Disappointment and grief aren’t identical, but they run on the same nervous system. The feeling of flatness, the sadness, the low hum of “this isn’t what I thought it would be.” It shows up close enough to grief that people who left voluntarily talk themselves out of feeling it.
You’re allowed to feel it. Disappointment is still a loss … it’s a loss of an expectation instead of a role.
Why the sequence matters more than the cause
The list you’re on matters less than whether you know the order the reckoning is coming in.
If you’re on the involuntary side, the discipline is assuming it’s coming before it does. Not paranoia, just practical prep: money set aside, a sense of what comes next, a network kept warm.
Big tech’s “binge and purge” cycle shows no sign of slowing.

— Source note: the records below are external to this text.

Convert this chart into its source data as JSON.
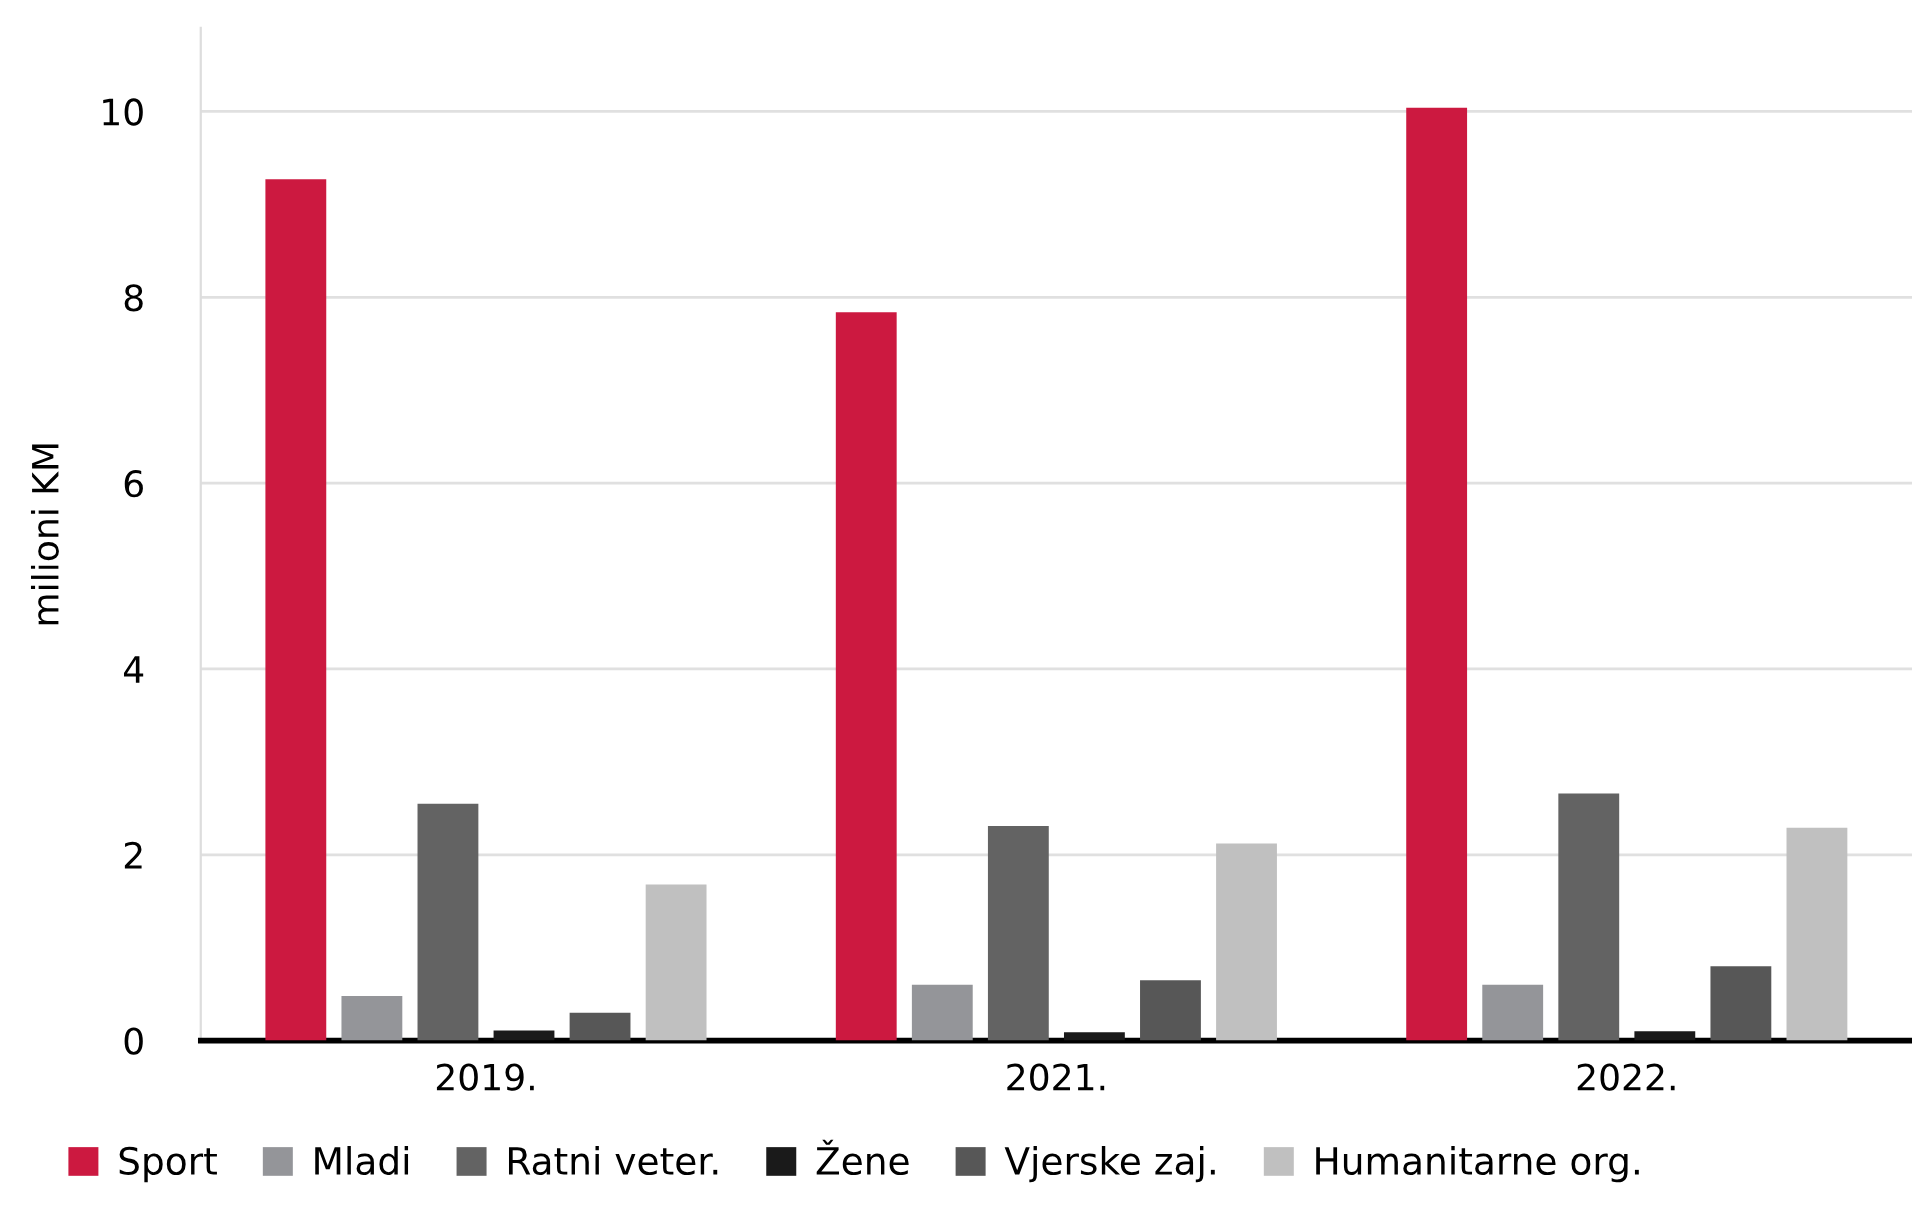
{
  "chart_data": {
    "type": "bar",
    "ylabel": "milioni KM",
    "categories": [
      "2019.",
      "2021.",
      "2022."
    ],
    "series": [
      {
        "name": "Sport",
        "color": "#cc1940",
        "values": [
          9.27,
          7.84,
          10.04
        ]
      },
      {
        "name": "Mladi",
        "color": "#949599",
        "values": [
          0.48,
          0.6,
          0.6
        ]
      },
      {
        "name": "Ratni veter.",
        "color": "#636363",
        "values": [
          2.55,
          2.31,
          2.66
        ]
      },
      {
        "name": "Žene",
        "color": "#1a1a1a",
        "values": [
          0.11,
          0.09,
          0.1
        ]
      },
      {
        "name": "Vjerske zaj.",
        "color": "#575757",
        "values": [
          0.3,
          0.65,
          0.8
        ]
      },
      {
        "name": "Humanitarne org.",
        "color": "#c0c0c0",
        "values": [
          1.68,
          2.12,
          2.29
        ]
      }
    ],
    "ylim": [
      0,
      10.9
    ],
    "yticks": [
      0,
      2,
      4,
      6,
      8,
      10
    ],
    "grid": "y",
    "legend": "bottom"
  }
}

Treat a layoff as a “when,” not an “if,” and do the unglamorous prep while things are calm. That prep won’t stop the grief from arriving first. It will stop it from arriving and catching you unprepared.
If you’re on the voluntary side, the discipline is different. It’s checking in on yourself often enough that you’re never making the call from a standing start.
That means regularly asking where you actually are, not just when a recruiter calls. Two things ride on that habit. First, whether a new offer’s timing actually matches the next step you’ve mapped, so you’re reacting to fit, not flattery or fear. Second, catching it early if you’re the one sliding: quietly checking out, coasting, letting resentment build, catching it before it hardens into something you can’t see from inside it.
This is the same underlying habit, aimed in two directions. Don’t wait to be forced into clarity. The involuntary version points outward, toward the market. The voluntary version points inward, toward yourself.
The map still matters most
Underneath both lists sits the real differentiator … not whether you saw it coming, but whether you have any sense of where you’re trying to end up.
Involuntary change forces you to build that map under duress, with no notice and no runway. Voluntary change is supposed to mean the map already exists, and to my experience, often it doesn’t. That gap, deciding to leave before you’ve decided what you’re leaving toward, is its own quiet source of grief.
Where that leaves you
However you got here, give the grief its due. Don’t skip it because you think you weren’t entitled to it, and don’t be surprised when it shows up late even though you made the call yourself.
Assume the market will surprise you, and as the Scouts say, Be Prepared. Check in with yourself on a cadence, not just in a crisis. Whatever list you’re on right now, mapping where you’re headed deserves the same energy as processing how you got here.
The door you walked through matters less than the room you’re heading to next.